Kadın gülümseyip bir lokma daha attı ağzına, sonra da durup elini ağzını temizledi. Yeterince doymuştu. Ayağa kalkmaya çalışsa da başaramadı, gebeliğin zorluklarıydı bu işte. Bayezid ellerinden tutarak ayağı kaldırdı ve sekiye oturmasına yardım etti.

Kapının çalınmasıyla içeriye bir kalfa girdi, Salih Giray'ın arz etmesi gereken bir mesele olduğunu, ivedilikle arz odasına gelmesi gerektiğini belirten haberi aldı.

"Hayrola inşallah, bu kadar erken haber yolladığına göre mühim bir mesele vardır. Yine gelirim ben Ceylan Hatun, kendine de evladımıza da dikkat edesin." deyip başına bir buse kondurdu.

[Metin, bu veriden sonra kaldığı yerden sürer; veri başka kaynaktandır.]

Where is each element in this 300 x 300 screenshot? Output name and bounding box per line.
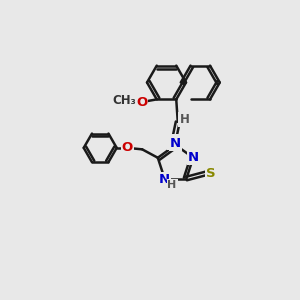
Text: S: S <box>206 167 215 180</box>
Text: H: H <box>167 180 177 190</box>
Text: O: O <box>136 96 147 109</box>
Text: H: H <box>179 113 189 126</box>
Text: N: N <box>168 136 179 148</box>
Text: O: O <box>122 141 133 154</box>
Text: N: N <box>170 137 181 150</box>
Text: N: N <box>188 151 200 164</box>
Text: N: N <box>159 172 170 186</box>
Text: CH₃: CH₃ <box>113 94 136 107</box>
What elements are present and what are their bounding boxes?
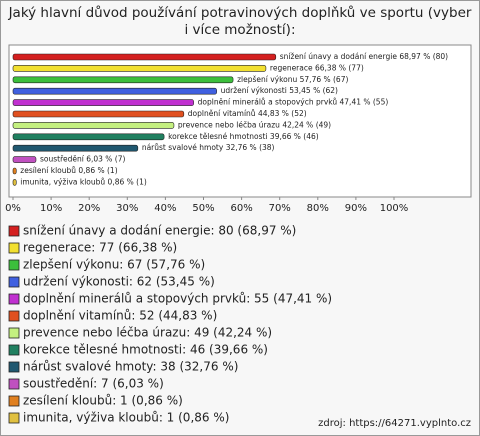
legend-swatch <box>8 344 20 356</box>
legend-entry: prevence nebo léčba úrazu: 49 (42,24 %) <box>23 326 272 340</box>
bar-label: doplnění vitamínů 44,83 % (52) <box>188 109 307 118</box>
value-label: 66,38 % (77) <box>315 63 364 72</box>
bar-label: nárůst svalové hmoty 32,76 % (38) <box>142 143 275 152</box>
x-tick-label: 20% <box>78 203 100 214</box>
legend-entry: zesílení kloubů: 1 (0,86 %) <box>23 394 183 408</box>
legend-swatch <box>8 310 20 322</box>
legend-entry: udržení výkonosti: 62 (53,45 %) <box>23 275 215 289</box>
value-label: 32,76 % (38) <box>226 143 275 152</box>
legend-entry: doplnění vitamínů: 52 (44,83 %) <box>23 309 217 323</box>
bar-label: zesílení kloubů 0,86 % (1) <box>20 166 117 175</box>
legend-swatch <box>8 276 20 288</box>
legend-swatch <box>8 361 20 373</box>
bar-label-name: doplnění minerálů a stopových prvků <box>198 98 338 107</box>
bar <box>12 144 139 152</box>
bar <box>12 110 185 118</box>
bar-label: prevence nebo léčba úrazu 42,24 % (49) <box>178 120 331 129</box>
bar-label-name: snížení únavy a dodání energie <box>280 52 398 61</box>
bar-label-name: korekce tělesné hmotnosti <box>168 132 267 141</box>
legend-swatch <box>8 395 20 407</box>
bar-label: korekce tělesné hmotnosti 39,66 % (46) <box>168 132 319 141</box>
legend-entry: regenerace: 77 (66,38 %) <box>23 241 177 255</box>
legend-swatch <box>8 327 20 339</box>
value-label: 39,66 % (46) <box>270 132 319 141</box>
value-label: 68,97 % (80) <box>399 52 448 61</box>
bar-label: regenerace 66,38 % (77) <box>270 63 364 72</box>
legend-entry: korekce tělesné hmotnosti: 46 (39,66 %) <box>23 343 268 357</box>
legend-swatch <box>8 242 20 254</box>
bar-label-name: zlepšení výkonu <box>237 75 297 84</box>
bar <box>12 76 234 84</box>
x-tick-label: 0% <box>5 203 21 214</box>
legend-swatch <box>8 225 20 237</box>
bar-label-name: prevence nebo léčba úrazu <box>178 120 280 129</box>
bar-label-name: zesílení kloubů <box>20 166 76 175</box>
bar-label-name: regenerace <box>270 63 313 72</box>
x-tick-label: 40% <box>154 203 176 214</box>
bar-label-name: soustředění <box>40 155 85 164</box>
bar <box>12 53 277 61</box>
source: zdroj: https://64271.vyplnto.cz <box>318 418 471 429</box>
legend-entry: snížení únavy a dodání energie: 80 (68,9… <box>23 224 296 238</box>
x-tick-label: 70% <box>269 203 291 214</box>
bar-label: snížení únavy a dodání energie 68,97 % (… <box>280 52 448 61</box>
value-label: 44,83 % (52) <box>258 109 307 118</box>
value-label: 53,45 % (62) <box>289 86 338 95</box>
bar-label: soustředění 6,03 % (7) <box>40 155 126 164</box>
x-tick-label: 100% <box>380 203 409 214</box>
value-label: 6,03 % (7) <box>86 155 125 164</box>
bar-label: udržení výkonosti 53,45 % (62) <box>221 86 338 95</box>
bar-label: imunita, výživa kloubů 0,86 % (1) <box>20 177 147 186</box>
bar <box>12 167 17 175</box>
bar <box>12 156 37 163</box>
bar-label-name: udržení výkonosti <box>221 86 287 95</box>
bar <box>12 99 194 106</box>
value-label: 57,76 % (67) <box>300 75 349 84</box>
bar <box>12 133 165 141</box>
bar-label-name: doplnění vitamínů <box>188 109 256 118</box>
bar-label-name: nárůst svalové hmoty <box>142 143 224 152</box>
bar <box>12 65 267 72</box>
legend-swatch <box>8 378 20 390</box>
value-label: 47,41 % (55) <box>340 98 389 107</box>
legend-entry: doplnění minerálů a stopových prvků: 55 … <box>23 292 332 306</box>
x-tick-label: 30% <box>116 203 138 214</box>
bar-label: doplnění minerálů a stopových prvků 47,4… <box>198 98 389 107</box>
legend-swatch <box>8 293 20 305</box>
value-label: 42,24 % (49) <box>282 120 331 129</box>
x-tick-label: 80% <box>307 203 329 214</box>
legend-entry: nárůst svalové hmoty: 38 (32,76 %) <box>23 360 238 374</box>
bar-label-name: imunita, výživa kloubů <box>20 177 105 186</box>
legend-entry: soustředění: 7 (6,03 %) <box>23 377 164 391</box>
x-tick-label: 50% <box>192 203 214 214</box>
legend-swatch <box>8 412 20 424</box>
legend-swatch <box>8 259 20 271</box>
chart-title: Jaký hlavní důvod používání potravinovýc… <box>8 5 472 38</box>
value-label: 0,86 % (1) <box>78 166 117 175</box>
legend-entry: imunita, výživa kloubů: 1 (0,86 %) <box>23 411 229 425</box>
legend-entry: zlepšení výkonu: 67 (57,76 %) <box>23 258 205 272</box>
x-tick-label: 60% <box>230 203 252 214</box>
bar <box>12 87 217 95</box>
bar <box>12 179 17 186</box>
bar <box>12 122 175 129</box>
x-tick-label: 10% <box>40 203 62 214</box>
x-tick-label: 90% <box>345 203 367 214</box>
value-label: 0,86 % (1) <box>108 177 147 186</box>
bar-label: zlepšení výkonu 57,76 % (67) <box>237 75 348 84</box>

Arz odasına herkesten evvel varmış olan kişi Salih Giray'dı. Elindeki mektup ile bir sağa bir sola gidiyordu ki destur sesini bile işitmemişti. Bayezid omzuna dokunduğu vakit irkildi ve özür dileyip yerine geçti.

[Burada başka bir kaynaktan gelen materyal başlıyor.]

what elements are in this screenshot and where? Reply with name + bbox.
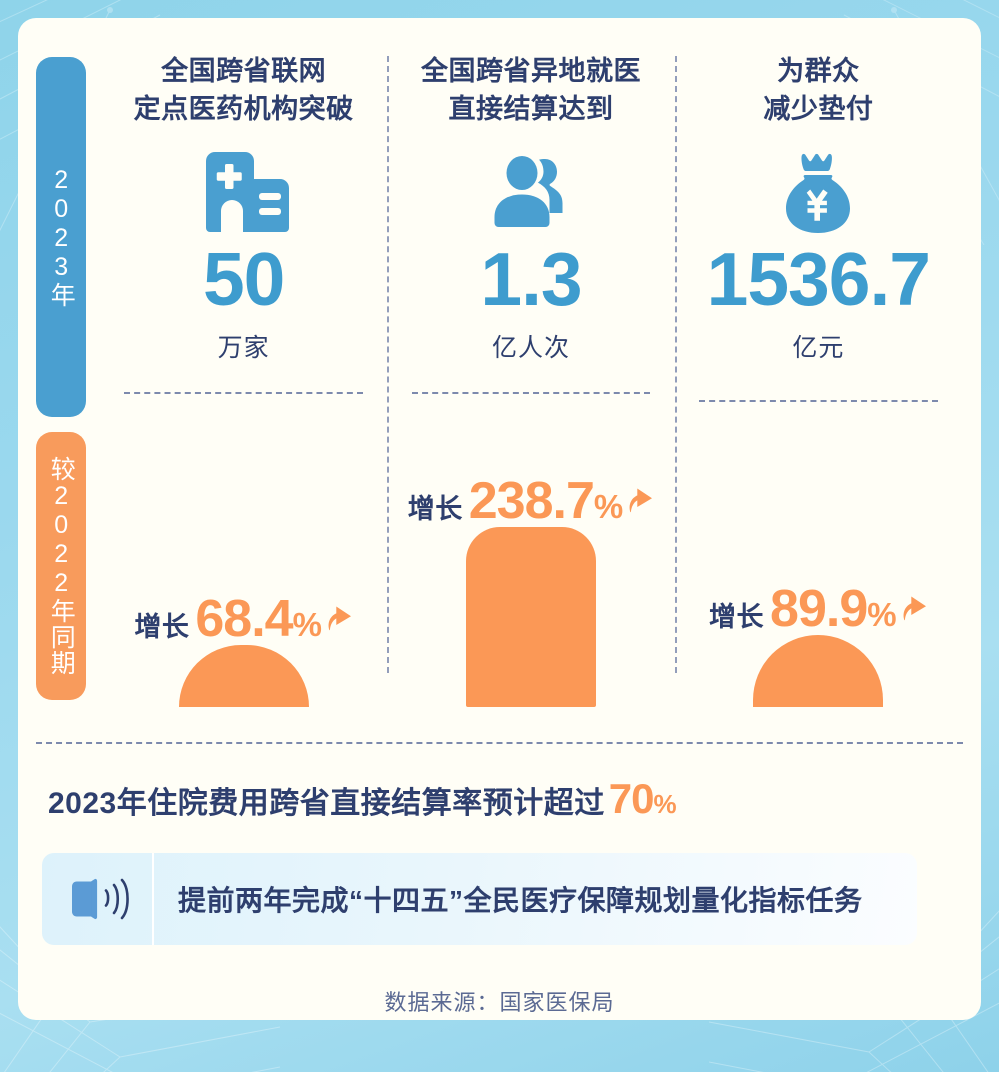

"Hayrola hanzadem? Bu kadar ivedi mesele nedir?" Elindeki mektubu ona arz etti. "Manasız şeyler yazar burada nedir bu?"

Salih Giray derin bir nefes aldı zira anlatacakları uzundu. "Ağabeyimle aramızda bir şifre vardı, küçüklüğümüzde oyun yapardık daha sonralarda mühim vakitlerde kullandık, sonra da buraya geldim. Bana şifreli mektubu o yollamış, bu şifreyi başkasının bilmesinin mümkünatı yok, resmi bir mektup yollamamasının sebebi de zor vaziyette olmasıdır. Mektup eğer ki tahtından edilirse yahut canına zeval gelirse diye yazılmış. Ağabeyim tahtından edilmiş Hünkâr'ım, Han'ım haber etti yardımımı ister."

Bayezid şaşkınca onu dinliyordu, Alkan güçlüydü, nasıl indirilmişti ki? "Firmen tehdidinden bahsediyor burada, Firmenler gelip onu esir etmişler en iyi ihtimalle. Canından da endişe etmekteyim lakin esir olduğunu kabul etmek daha iyi geldi bana. Kendisi o vaziyetteyken yeğenim de esirdir, Resul Giray Han'ım benden tahta geçip dağılan ordumuzu tekrar toparlamamı emreder. Siz de müsaade buyurur emrinizi verirseniz hanedanıma karşı olan vazifemi yerine getiririm."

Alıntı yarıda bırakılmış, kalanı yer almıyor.